Prime Minister David Cameron led tributes to the record royal, describing her time on the throne as a "golden thread running through three post-war generations".
The Queen halted her holiday in Balmoral to mark the day by opening the new £294 million Scottish Borders Railway and made a small reference to the historical significance of the occasion in a brief speech.
"A long life can pass by many milestones. My own is no exception," Her Majesty said, adding that she was "thankful" for the "touching messages" she had received from around the world.

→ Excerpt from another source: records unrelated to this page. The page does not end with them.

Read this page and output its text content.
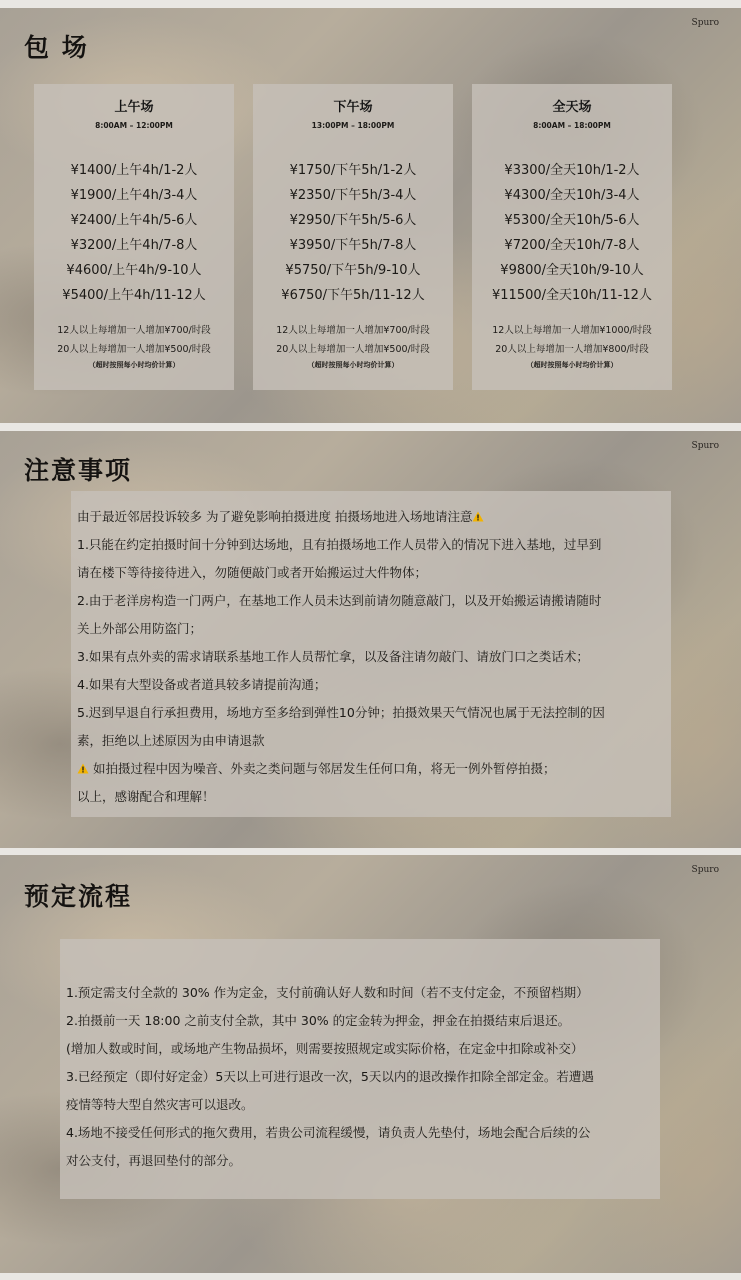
包 场
Spuro
上午场
8:00AM – 12:00PM
¥1400/上午4h/1-2人
¥1900/上午4h/3-4人
¥2400/上午4h/5-6人
¥3200/上午4h/7-8人
¥4600/上午4h/9-10人
¥5400/上午4h/11-12人
12人以上每增加一人增加¥700/时段
20人以上每增加一人增加¥500/时段
（超时按照每小时均价计算）
下午场
13:00PM – 18:00PM
¥1750/下午5h/1-2人
¥2350/下午5h/3-4人
¥2950/下午5h/5-6人
¥3950/下午5h/7-8人
¥5750/下午5h/9-10人
¥6750/下午5h/11-12人
12人以上每增加一人增加¥700/时段
20人以上每增加一人增加¥500/时段
（超时按照每小时均价计算）
全天场
8:00AM – 18:00PM
¥3300/全天10h/1-2人
¥4300/全天10h/3-4人
¥5300/全天10h/5-6人
¥7200/全天10h/7-8人
¥9800/全天10h/9-10人
¥11500/全天10h/11-12人
12人以上每增加一人增加¥1000/时段
20人以上每增加一人增加¥800/时段
（超时按照每小时均价计算）
注意事项
Spuro

由于最近邻居投诉较多 为了避免影响拍摄进度 拍摄场地进入场地请注意

1.只能在约定拍摄时间十分钟到达场地，且有拍摄场地工作人员带入的情况下进入基地，过早到

请在楼下等待接待进入，勿随便敲门或者开始搬运过大件物体；

2.由于老洋房构造一门两户，在基地工作人员未达到前请勿随意敲门，以及开始搬运请搬请随时

关上外部公用防盗门；

3.如果有点外卖的需求请联系基地工作人员帮忙拿，以及备注请勿敲门、请放门口之类话术；

4.如果有大型设备或者道具较多请提前沟通；

5.迟到早退自行承担费用，场地方至多给到弹性10分钟；拍摄效果天气情况也属于无法控制的因

素，拒绝以上述原因为由申请退款

如拍摄过程中因为噪音、外卖之类问题与邻居发生任何口角，将无一例外暂停拍摄；

以上，感谢配合和理解！

预定流程
Spuro

1.预定需支付全款的 30% 作为定金，支付前确认好人数和时间（若不支付定金，不预留档期）

2.拍摄前一天 18:00 之前支付全款，其中 30% 的定金转为押金，押金在拍摄结束后退还。

(增加人数或时间，或场地产生物品损坏，则需要按照规定或实际价格，在定金中扣除或补交）

3.已经预定（即付好定金）5天以上可进行退改一次，5天以内的退改操作扣除全部定金。若遭遇

疫情等特大型自然灾害可以退改。

4.场地不接受任何形式的拖欠费用，若贵公司流程缓慢，请负责人先垫付，场地会配合后续的公

对公支付，再退回垫付的部分。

Her Majesty replaces her great-great-grandmother Queen Victoria in the record books after spending more than 23,226 days as monarch.
The latest day of service saw the Queen lead a royal party on the steam locomotive, the Union of South Africa, alongside Scotland's First Minister Nicola Sturgeon.
The luxury train transported the royal party from Waverley Station in Edinburgh to the Borders town of Tweedbank, with a brief stop-off to meet well-wishers at Newtongrange.
The Queen had been keen to play down the occasion after inheriting the throne far earlier than expected upon the death of her father George VI in 1952.
Speaking in the House of Commons, the Prime Minister joked that he risked disobeying the monarch by marking the historic day with a dedicated speech.
But Mr Cameron said: "I do think it's right that today we should stop and take a moment as a nation to stop and mark this historic milestone."
Acting Labour leader Harriet Harman said the Queen is "admired by billions of people all around the world" in a following tribute in the Commons.
Ms Harman praised Her Majesty's "tireless" commitment and dedication to the service of her country and joked that the monarch had "gone from sending telegrams to sending tweets" during her record reign.
The Duchess of Cornwall added her own tribute to her mother-in-law as she paid a visit to ITV's TV studios in London.
Events were held across the country to mark the day, with a nine-boat flotilla meanwhile travelling down the River Thames in central London and HMS Belfast sounding a special four-gun salute.